A landmark work of bio-romanticism, Mephistos and Other Poems is the first completely new collection in five years from legendary Beat and SF Renaissance poet Michael McClure. The title sequence, "Mephistos," stems from McClure's ongoing "grafting" experiment, growing new poems from fragments of his older works. "Some Fringes" is a series of haiku-like nature poems, while the 17-part "Rose Breaths" derives from the poet's practice of meditation. The freestanding poems grouped under the title "Being" pay homage to many of McClure's collaborators and fellow travelers, such as Bruce Conner, Terry Riley, and Dave Haselwood. The book climaxes with "Song Heavy," recounting McClure's recent encounter with a beached whale in Rockport, MA, and recalling his classic "For the Death of 100 Whales," which he read at the Six Gallery in 1955—the inaugural moment of American eco-poetics.

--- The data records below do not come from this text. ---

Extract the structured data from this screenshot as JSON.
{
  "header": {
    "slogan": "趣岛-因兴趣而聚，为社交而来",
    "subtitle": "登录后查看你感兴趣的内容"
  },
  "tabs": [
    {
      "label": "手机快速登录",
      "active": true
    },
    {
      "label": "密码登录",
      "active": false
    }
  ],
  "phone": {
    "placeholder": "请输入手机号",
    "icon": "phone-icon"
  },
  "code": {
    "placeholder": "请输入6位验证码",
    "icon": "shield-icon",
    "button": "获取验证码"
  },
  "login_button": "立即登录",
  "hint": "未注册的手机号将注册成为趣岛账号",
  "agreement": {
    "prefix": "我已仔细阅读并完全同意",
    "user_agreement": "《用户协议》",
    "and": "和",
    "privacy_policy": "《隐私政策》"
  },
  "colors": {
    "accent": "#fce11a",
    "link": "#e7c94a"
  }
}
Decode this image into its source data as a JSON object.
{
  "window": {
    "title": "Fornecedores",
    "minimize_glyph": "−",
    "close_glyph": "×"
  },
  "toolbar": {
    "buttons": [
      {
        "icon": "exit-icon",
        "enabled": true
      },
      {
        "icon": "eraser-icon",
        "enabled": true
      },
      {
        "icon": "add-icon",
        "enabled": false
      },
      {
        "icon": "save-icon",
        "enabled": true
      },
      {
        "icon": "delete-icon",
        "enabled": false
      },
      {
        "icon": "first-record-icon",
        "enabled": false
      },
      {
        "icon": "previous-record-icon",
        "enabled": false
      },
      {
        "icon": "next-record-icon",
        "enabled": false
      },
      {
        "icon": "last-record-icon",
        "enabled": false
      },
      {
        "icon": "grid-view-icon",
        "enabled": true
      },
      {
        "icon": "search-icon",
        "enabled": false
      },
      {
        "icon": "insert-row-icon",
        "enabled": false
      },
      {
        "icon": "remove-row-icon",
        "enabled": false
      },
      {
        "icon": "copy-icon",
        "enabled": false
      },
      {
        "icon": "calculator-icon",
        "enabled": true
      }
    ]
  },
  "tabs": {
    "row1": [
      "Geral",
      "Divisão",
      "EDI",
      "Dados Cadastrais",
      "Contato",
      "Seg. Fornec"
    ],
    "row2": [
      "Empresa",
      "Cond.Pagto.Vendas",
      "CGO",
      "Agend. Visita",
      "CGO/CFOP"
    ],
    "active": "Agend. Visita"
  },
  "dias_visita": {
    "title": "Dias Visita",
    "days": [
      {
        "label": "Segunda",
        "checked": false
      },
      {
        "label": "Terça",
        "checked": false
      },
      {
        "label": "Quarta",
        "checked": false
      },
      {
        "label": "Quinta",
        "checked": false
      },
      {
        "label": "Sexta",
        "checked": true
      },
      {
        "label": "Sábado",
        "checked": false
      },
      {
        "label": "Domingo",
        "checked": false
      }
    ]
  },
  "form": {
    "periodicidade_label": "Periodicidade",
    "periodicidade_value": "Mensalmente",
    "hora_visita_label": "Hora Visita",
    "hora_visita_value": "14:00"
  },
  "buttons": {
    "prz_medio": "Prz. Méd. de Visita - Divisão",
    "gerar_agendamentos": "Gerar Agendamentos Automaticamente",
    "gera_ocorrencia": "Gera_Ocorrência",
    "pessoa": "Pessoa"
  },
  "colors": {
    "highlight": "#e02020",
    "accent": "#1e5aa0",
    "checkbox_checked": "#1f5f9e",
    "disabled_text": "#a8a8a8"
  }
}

"He is such a sweet paradox!
Like most of Shelley and the late poems of D.H. Lawrence, McClure turns the phenomenal world inside out, seeking Mind within mind."—Diane di Prima, poet
"Close attention will be rewarded in kind. Keep Mephistos near at hand, read only a poem or two at a time, let the imagery possess you. It's okay, you can trust it. It's McClure: he'll never steer you wrong."—Robert Hunter, lyricist, poet, songwriter
"In Mephistos we are again thrown into Michael McClure's lavish lair of forceful magic. Its actions are literal ones, handfuls of jewels disintegrate as a firewall rises to a solid prism. There is no poet more adept at calling forth the elements, only to fashion them later as eternal amulets for his readers. 'NEW MOON ((BLACK!)) /STAR CLOUDS/ HALOES/ Flashlight reflects/ into two small eyes.' You will find your body changed through the labyrinth these poems initiate."—Cedar Sigo, author of Stranger in Town
"Michael and I have been twisting the Dharma for twenty years now. He reads his poetry like a mad lion or a hummingbird or a soft evening tidal pool or a wild California thunderstorm. . . . His words are of a new realm of love and joy and terror. What a pleasure to play with such a perceptive artist. It's always been my great joy to make music to his words."
"[C]ertainly a genius in thought and writing it out . . . McClure is one of the few contemporaries to have understood Kerouac as a literary poet—and learned some joyous classic invention therefrom . . . Thus we have a McClure poet, a McClure natural philosopher, and a McClure prosateur and novelist. Hardly anyone in America with equal range and sharpness, liveness. What more?"—Allen Ginsberg
Michael McClure is an award-winning American poet, playwright, songwriter, and novelist. After moving from Kansas to San Francisco as a young man, he was one of the five poets who participated in the Six Gallery reading that featured the public debut of Allen Ginsberg’s landmark poem "Howl." A key figure of the Beat Generation, McClure is immortalized as Pat McLear in Jack Kerouac’s novels The Dharma Bums and Big Sur. He also participated in the ’60s counterculture alongside musicians like Janis Joplin and Jim Morrison. McClure remains active as a poet, essayist, and playwright, and lives with his wife, Amy, in the San Francisco Bay Area.